Молодой человек испугался и покраснел, потому что ему пришло в голову, как он тогда при старике порицал шейха и говорил, что на его месте велел бы рассказывать себе или читать вслух из книг. В эту минуту он очень рассердился на болтливого старика, который, наверно, все передал шейху, бросил на него злой взгляд и затем сказал:

– Господин! Правда, что касается меня, я не знаю более приятного занятия, как проводить день таким образом. Это образует ум и занимает время. Но каждый на свой образец, и поэтому я, конечно, никого не порицаю, кто не…

– Хорошо, хорошо! – смеясь прервал его шейх и кивнул подойти второму юноше. – Кто же ты? – спросил он его.

– Господин, по своему занятию я помощник врача и уже сам вылечил нескольких больных.

– Так, – проговорил шейх, – и вы также тот, который любит веселую жизнь! Вам иногда очень хотелось бы пообедать с добрыми друзьями и повеселиться! Не правда ли, я угадал это?

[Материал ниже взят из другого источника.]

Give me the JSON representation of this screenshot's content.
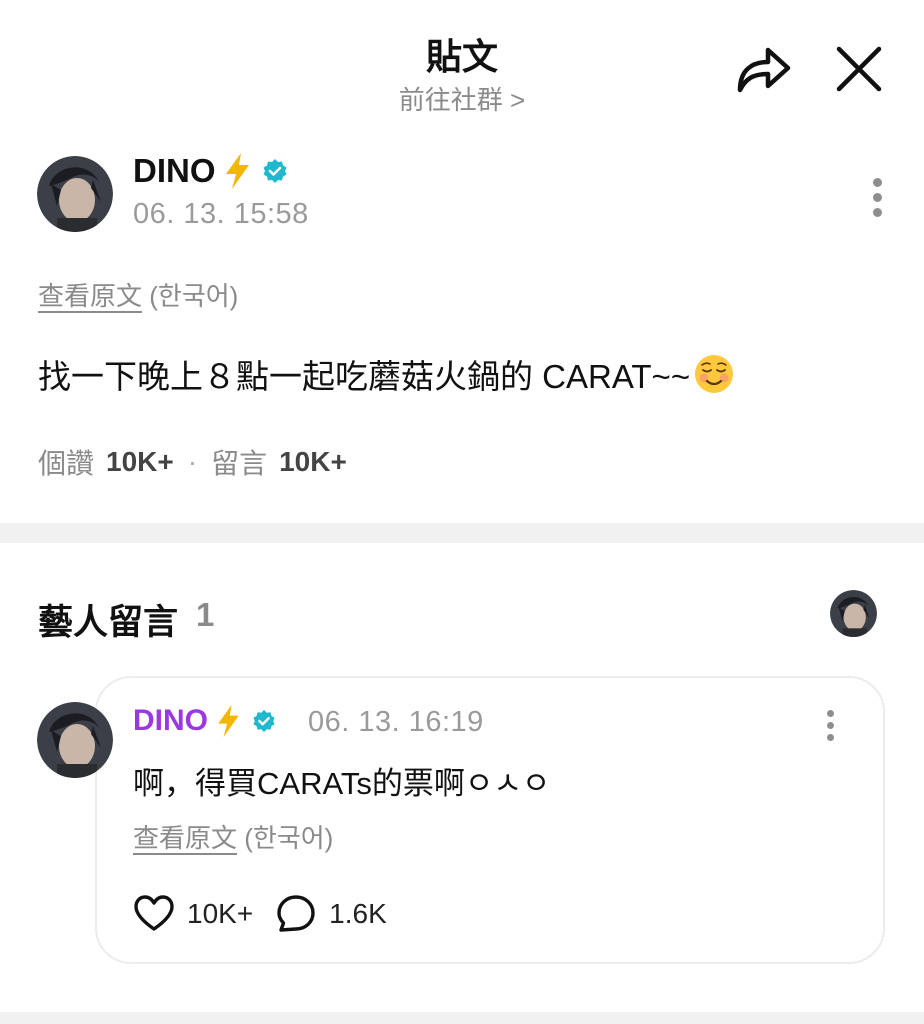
{
  "header": {
    "title": "貼文",
    "subtitle": "前往社群 >"
  },
  "post": {
    "author": "DINO",
    "timestamp": "06. 13. 15:58",
    "translate_link": "查看原文",
    "translate_lang": "(한국어)",
    "body": "找一下晚上８點一起吃蘑菇火鍋的 CARAT~~",
    "stats": {
      "likes_label": "個讚",
      "likes_value": "10K+",
      "separator": "·",
      "comments_label": "留言",
      "comments_value": "10K+"
    }
  },
  "artist_comments": {
    "title": "藝人留言",
    "count": "1",
    "items": [
      {
        "author": "DINO",
        "timestamp": "06. 13. 16:19",
        "body": "啊，得買CARATs的票啊ㅇㅅㅇ",
        "translate_link": "查看原文",
        "translate_lang": "(한국어)",
        "likes": "10K+",
        "replies": "1.6K"
      }
    ]
  },
  "colors": {
    "artist_name": "#9b39e0",
    "verified": "#1fb8cc",
    "bolt": "#f2b705",
    "muted": "#8a8a8a"
  },
  "icons": {
    "share": "share-arrow-icon",
    "close": "close-icon",
    "more": "more-vertical-icon",
    "verified": "verified-badge-icon",
    "bolt": "lightning-bolt-icon",
    "emoji": "smiling-face-emoji",
    "like": "heart-icon",
    "reply": "speech-bubble-icon"
  }
}
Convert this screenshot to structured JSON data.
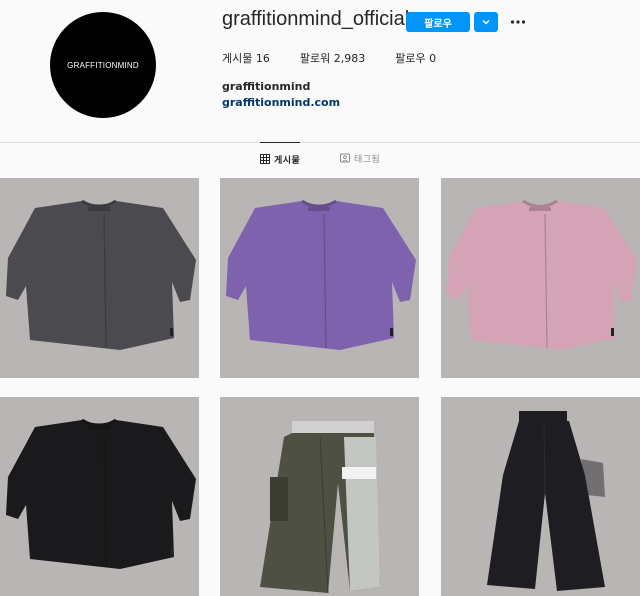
{
  "profile": {
    "avatar_text": "GRAFFITIONMIND",
    "username": "graffitionmind_official",
    "follow_label": "팔로우",
    "stats": {
      "posts_label": "게시물",
      "posts_count": "16",
      "followers_label": "팔로워",
      "followers_count": "2,983",
      "following_label": "팔로우",
      "following_count": "0"
    },
    "full_name": "graffitionmind",
    "website": "graffitionmind.com"
  },
  "tabs": {
    "posts_label": "게시물",
    "tagged_label": "태그됨"
  },
  "posts": [
    {
      "item": "tshirt",
      "color": "#4a4a4f"
    },
    {
      "item": "tshirt",
      "color": "#7e62ad"
    },
    {
      "item": "tshirt",
      "color": "#d4a3b6"
    },
    {
      "item": "tshirt",
      "color": "#1a1a1c"
    },
    {
      "item": "cargo-pants",
      "color": "#4e5043"
    },
    {
      "item": "wide-pants",
      "color": "#1e1e22"
    }
  ],
  "colors": {
    "accent": "#0095f6",
    "tile_background": "#b8b5b4",
    "link": "#00376b"
  }
}
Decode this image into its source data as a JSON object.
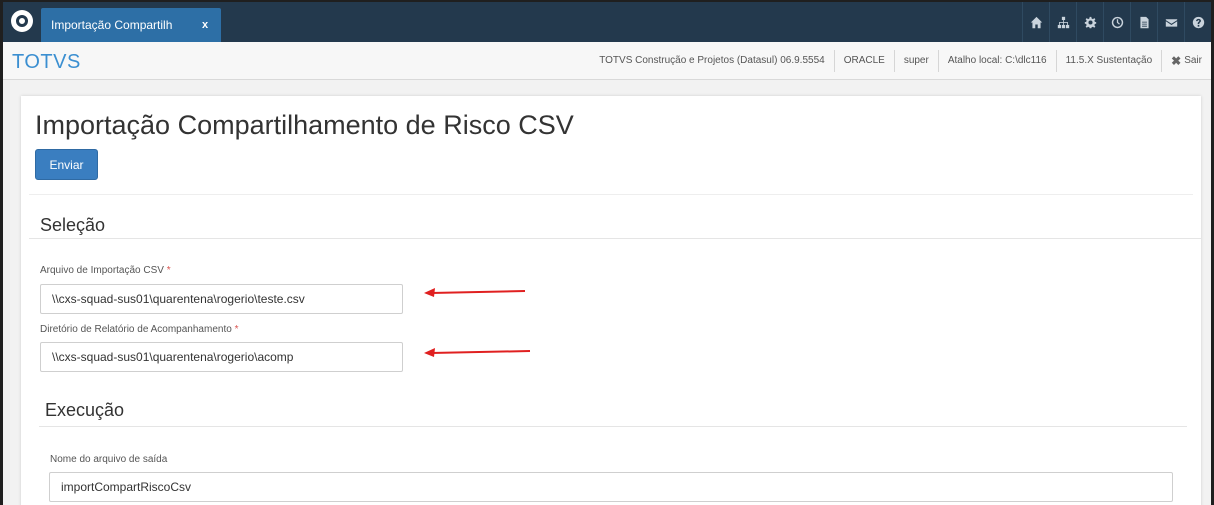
{
  "tab": {
    "label": "Importação Compartilh",
    "close": "x"
  },
  "toolbar_icons": [
    "home-icon",
    "sitemap-icon",
    "gear-icon",
    "clock-icon",
    "document-icon",
    "mail-icon",
    "help-icon"
  ],
  "header": {
    "logo": "TOTVS",
    "product": "TOTVS Construção e Projetos (Datasul) 06.9.5554",
    "database": "ORACLE",
    "user": "super",
    "shortcut": "Atalho local: C:\\dlc116",
    "environment": "11.5.X Sustentação",
    "exit_label": "Sair"
  },
  "page": {
    "title": "Importação Compartilhamento de Risco CSV",
    "send_button": "Enviar"
  },
  "selection": {
    "title": "Seleção",
    "csv_label": "Arquivo de Importação CSV",
    "csv_value": "\\\\cxs-squad-sus01\\quarentena\\rogerio\\teste.csv",
    "report_dir_label": "Diretório de Relatório de Acompanhamento",
    "report_dir_value": "\\\\cxs-squad-sus01\\quarentena\\rogerio\\acomp",
    "required_mark": "*"
  },
  "execution": {
    "title": "Execução",
    "output_label": "Nome do arquivo de saída",
    "output_value": "importCompartRiscoCsv"
  },
  "colors": {
    "topbar": "#23394d",
    "tab": "#2d6fa6",
    "logo": "#3b8fd1",
    "button": "#3a7ec0",
    "arrow": "#e02020"
  }
}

Молодой человек был сконфужен. Он почувствовал, что его выдали и что, должно быть, старик рассказал шейху и про него. Однако он собрался с духом и отвечал:

– О да, господин, возможность повеселиться иногда с добрыми друзьями я причисляю к блаженствам жизни. Хотя теперь моего кошелька хватает не больше, как на угощение друзей арбузами или подобными же дешевыми вещами, но мы рады и этому, и можно думать, что нам было бы еще значительно веселее, если бы у меня было больше денег.

Шейху понравился этот смелый ответ, и он не смог удержаться от смеха над ним.

– Который же молодой купец? – спросил он дальше.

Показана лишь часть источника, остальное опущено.